Osborn contends dam boosters have run a well-orchestrated, under-the-table campaign to push for new dams for the benefit of business, underplaying the costs and environmental destruction and ignoring the benefits of improving water-conservation programs.

But other environmental groups have signed on to the state's bill, although they're leery of the dams. A big reason is that one-third of any new water would be dedicated to survival of endangered salmon.

"What we're trying to do is make sure that before going down that path, and instead of going down that path, we understand what alternatives there are in conservation and water markets and aquifer storage," said Michael Garrity, of the Seattle office of American Rivers.

Washington's water crisis is centered on the Columbia River basin and the adjacent Yakima River Basin — which produce a bounty of crops, including apples, cherries, hops for beer and wine grapes.

Groundwater wells in the region are being emptied to sustain millions of acres of irrigated agriculture, prompting ongoing studies of new dams.

A major barrier to new dams is the cost, running in the billions, Manning said.

A recent study of the Black Rock dam proposal in the Yakima River basin concludes the 600-foot-tall dam would cost $6.7 billion to build and operate, but would return just 16 cents for every dollar spent to build and operate.

The explosive growth of the West in recent decades is in part a product of an earlier binge in dam construction that provided plentiful water and cheap electricity.

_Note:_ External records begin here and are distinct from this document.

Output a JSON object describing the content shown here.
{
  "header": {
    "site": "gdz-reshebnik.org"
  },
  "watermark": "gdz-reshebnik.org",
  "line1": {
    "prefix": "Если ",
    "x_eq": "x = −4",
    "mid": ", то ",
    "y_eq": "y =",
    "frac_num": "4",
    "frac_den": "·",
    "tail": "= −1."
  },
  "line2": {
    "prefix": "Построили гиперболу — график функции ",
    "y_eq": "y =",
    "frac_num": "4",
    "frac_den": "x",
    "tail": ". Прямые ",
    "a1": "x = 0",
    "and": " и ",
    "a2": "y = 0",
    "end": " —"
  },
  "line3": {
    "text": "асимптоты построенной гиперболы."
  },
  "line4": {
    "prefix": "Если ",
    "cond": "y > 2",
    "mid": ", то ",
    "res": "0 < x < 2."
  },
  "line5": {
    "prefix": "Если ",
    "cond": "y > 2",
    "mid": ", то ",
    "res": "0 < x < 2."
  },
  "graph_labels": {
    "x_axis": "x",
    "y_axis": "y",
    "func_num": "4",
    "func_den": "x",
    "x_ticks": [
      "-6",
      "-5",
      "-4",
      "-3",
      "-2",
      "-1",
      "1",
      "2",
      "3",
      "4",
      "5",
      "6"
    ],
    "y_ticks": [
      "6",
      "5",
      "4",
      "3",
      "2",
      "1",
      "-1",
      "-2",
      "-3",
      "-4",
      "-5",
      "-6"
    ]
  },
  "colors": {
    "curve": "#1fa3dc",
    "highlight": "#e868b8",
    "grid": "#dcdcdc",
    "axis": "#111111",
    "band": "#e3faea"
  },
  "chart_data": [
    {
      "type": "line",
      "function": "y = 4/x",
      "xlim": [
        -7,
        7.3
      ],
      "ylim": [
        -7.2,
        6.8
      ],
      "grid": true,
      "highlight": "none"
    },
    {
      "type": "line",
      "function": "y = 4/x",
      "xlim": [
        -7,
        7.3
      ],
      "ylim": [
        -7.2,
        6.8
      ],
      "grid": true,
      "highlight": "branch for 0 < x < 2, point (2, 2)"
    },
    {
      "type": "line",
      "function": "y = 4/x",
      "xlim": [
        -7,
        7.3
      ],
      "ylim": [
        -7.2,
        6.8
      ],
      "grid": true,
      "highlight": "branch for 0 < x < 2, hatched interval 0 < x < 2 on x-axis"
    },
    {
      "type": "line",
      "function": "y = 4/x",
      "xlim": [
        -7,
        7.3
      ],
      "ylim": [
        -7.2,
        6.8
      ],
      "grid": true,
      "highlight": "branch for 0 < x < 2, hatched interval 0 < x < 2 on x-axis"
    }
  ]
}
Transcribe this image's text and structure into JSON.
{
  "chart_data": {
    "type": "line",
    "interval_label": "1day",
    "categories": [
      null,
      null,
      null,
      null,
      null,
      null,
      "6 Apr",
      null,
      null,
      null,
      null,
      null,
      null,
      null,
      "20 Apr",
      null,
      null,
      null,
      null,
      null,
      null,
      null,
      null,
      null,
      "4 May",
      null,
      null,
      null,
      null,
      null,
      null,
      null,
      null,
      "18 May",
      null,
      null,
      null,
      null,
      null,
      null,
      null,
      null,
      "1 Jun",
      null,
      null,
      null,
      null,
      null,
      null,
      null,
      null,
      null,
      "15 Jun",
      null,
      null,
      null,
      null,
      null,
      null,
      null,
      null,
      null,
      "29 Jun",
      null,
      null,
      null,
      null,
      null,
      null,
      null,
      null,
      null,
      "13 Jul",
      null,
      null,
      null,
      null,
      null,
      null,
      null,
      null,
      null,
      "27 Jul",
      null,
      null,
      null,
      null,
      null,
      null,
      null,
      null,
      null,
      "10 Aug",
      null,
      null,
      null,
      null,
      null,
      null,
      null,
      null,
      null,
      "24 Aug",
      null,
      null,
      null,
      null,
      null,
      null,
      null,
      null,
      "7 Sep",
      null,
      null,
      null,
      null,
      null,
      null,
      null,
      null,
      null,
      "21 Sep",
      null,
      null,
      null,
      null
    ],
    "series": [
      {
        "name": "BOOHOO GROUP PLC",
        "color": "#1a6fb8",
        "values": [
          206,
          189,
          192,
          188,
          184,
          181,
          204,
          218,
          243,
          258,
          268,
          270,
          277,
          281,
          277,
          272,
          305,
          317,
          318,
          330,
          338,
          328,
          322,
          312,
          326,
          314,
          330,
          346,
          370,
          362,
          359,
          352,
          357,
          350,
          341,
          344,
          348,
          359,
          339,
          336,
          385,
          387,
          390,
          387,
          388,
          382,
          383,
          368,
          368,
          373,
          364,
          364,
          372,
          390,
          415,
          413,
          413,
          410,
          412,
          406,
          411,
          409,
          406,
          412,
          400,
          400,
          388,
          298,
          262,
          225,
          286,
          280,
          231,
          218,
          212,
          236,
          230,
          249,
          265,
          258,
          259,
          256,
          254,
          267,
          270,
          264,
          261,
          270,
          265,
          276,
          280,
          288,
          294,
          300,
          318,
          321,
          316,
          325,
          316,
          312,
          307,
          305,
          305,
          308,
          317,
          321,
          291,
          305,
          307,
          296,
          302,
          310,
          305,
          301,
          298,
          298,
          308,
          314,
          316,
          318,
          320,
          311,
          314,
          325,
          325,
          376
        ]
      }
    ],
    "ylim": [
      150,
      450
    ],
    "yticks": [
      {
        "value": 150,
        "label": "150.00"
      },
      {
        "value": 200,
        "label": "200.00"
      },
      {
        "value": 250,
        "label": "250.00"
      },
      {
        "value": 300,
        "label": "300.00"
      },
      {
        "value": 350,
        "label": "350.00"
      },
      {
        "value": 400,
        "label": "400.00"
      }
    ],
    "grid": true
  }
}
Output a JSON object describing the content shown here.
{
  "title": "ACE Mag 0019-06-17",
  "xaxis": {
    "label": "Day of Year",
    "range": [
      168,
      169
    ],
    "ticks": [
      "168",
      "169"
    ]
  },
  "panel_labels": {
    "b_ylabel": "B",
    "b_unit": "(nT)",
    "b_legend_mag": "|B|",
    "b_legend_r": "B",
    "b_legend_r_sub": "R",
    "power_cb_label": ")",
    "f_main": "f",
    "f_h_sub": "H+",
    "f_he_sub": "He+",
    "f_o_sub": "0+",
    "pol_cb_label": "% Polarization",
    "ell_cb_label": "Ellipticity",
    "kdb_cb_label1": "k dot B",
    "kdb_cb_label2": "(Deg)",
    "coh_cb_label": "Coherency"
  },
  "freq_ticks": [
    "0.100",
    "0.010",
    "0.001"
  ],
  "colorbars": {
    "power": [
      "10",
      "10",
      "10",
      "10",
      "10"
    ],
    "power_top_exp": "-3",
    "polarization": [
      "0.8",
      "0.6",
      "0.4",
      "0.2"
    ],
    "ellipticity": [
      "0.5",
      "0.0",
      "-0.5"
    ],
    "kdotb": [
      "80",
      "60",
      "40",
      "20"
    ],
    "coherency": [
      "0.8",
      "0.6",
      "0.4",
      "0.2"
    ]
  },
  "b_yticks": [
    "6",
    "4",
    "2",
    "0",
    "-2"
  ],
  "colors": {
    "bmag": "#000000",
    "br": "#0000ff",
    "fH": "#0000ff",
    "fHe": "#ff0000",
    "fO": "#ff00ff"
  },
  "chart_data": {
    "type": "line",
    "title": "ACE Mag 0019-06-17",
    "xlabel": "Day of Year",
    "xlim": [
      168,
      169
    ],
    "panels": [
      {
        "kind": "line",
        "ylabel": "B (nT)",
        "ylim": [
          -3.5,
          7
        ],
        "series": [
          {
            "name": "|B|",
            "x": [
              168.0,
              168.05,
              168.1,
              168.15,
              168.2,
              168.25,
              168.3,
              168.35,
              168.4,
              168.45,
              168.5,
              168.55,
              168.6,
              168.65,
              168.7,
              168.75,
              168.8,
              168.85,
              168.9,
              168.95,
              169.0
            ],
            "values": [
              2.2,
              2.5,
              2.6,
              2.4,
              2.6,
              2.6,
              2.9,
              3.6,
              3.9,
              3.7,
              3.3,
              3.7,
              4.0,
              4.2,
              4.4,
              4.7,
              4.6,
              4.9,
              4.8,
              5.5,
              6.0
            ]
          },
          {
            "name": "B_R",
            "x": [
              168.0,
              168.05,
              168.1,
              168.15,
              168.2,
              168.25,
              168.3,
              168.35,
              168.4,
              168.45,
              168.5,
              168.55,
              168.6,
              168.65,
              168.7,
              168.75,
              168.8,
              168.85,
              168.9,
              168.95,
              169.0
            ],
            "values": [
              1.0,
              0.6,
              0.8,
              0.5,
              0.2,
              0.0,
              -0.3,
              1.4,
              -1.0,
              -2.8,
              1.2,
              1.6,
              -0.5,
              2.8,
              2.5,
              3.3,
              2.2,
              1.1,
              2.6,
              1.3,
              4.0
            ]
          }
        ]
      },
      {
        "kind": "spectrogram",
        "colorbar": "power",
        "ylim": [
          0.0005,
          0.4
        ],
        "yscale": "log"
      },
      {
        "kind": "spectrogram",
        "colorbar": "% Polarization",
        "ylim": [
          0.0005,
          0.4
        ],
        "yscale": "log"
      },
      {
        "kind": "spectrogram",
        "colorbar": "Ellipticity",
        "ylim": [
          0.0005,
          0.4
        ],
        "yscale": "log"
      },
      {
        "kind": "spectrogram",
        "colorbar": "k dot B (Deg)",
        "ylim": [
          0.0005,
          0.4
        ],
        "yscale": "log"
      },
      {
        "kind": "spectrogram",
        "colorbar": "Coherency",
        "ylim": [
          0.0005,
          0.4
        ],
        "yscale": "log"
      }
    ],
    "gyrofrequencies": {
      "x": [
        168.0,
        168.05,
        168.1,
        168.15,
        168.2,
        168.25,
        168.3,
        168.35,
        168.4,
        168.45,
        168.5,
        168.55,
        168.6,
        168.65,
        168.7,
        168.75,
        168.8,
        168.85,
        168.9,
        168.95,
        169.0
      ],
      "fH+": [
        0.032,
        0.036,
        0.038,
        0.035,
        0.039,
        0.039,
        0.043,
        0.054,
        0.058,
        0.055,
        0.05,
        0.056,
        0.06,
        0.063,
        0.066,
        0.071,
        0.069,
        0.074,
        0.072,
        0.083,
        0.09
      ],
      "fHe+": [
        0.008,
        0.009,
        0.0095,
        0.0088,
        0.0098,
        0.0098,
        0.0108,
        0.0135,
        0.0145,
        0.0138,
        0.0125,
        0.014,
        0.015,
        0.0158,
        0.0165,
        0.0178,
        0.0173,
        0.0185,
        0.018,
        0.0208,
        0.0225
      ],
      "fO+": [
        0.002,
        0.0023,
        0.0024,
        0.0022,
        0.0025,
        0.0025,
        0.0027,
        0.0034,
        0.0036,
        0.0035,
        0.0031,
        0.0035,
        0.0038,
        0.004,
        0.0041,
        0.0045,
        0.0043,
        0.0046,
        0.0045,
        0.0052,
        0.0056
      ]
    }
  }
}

The U.S. Bureau of Reclamation built more than 472 dams to capture, store and deliver water, including Shasta Dam in California, Bonneville Dam on the Oregon-Washington border, Fort Peck Dam in Montana and Grand Coulee Dam in Washington.

The construction of Glen Canyon Dam on the Arizona-Utah border, dedicated in 1966, galvanized the rising environmental movement because the resulting creation of Lake Powell inundated a huge swath of scenic land.

But the population of the Western states grew nearly 20 percent in the 1990s, to more than 64 million, and continues to swell even as climate change poses new threats to the water supply.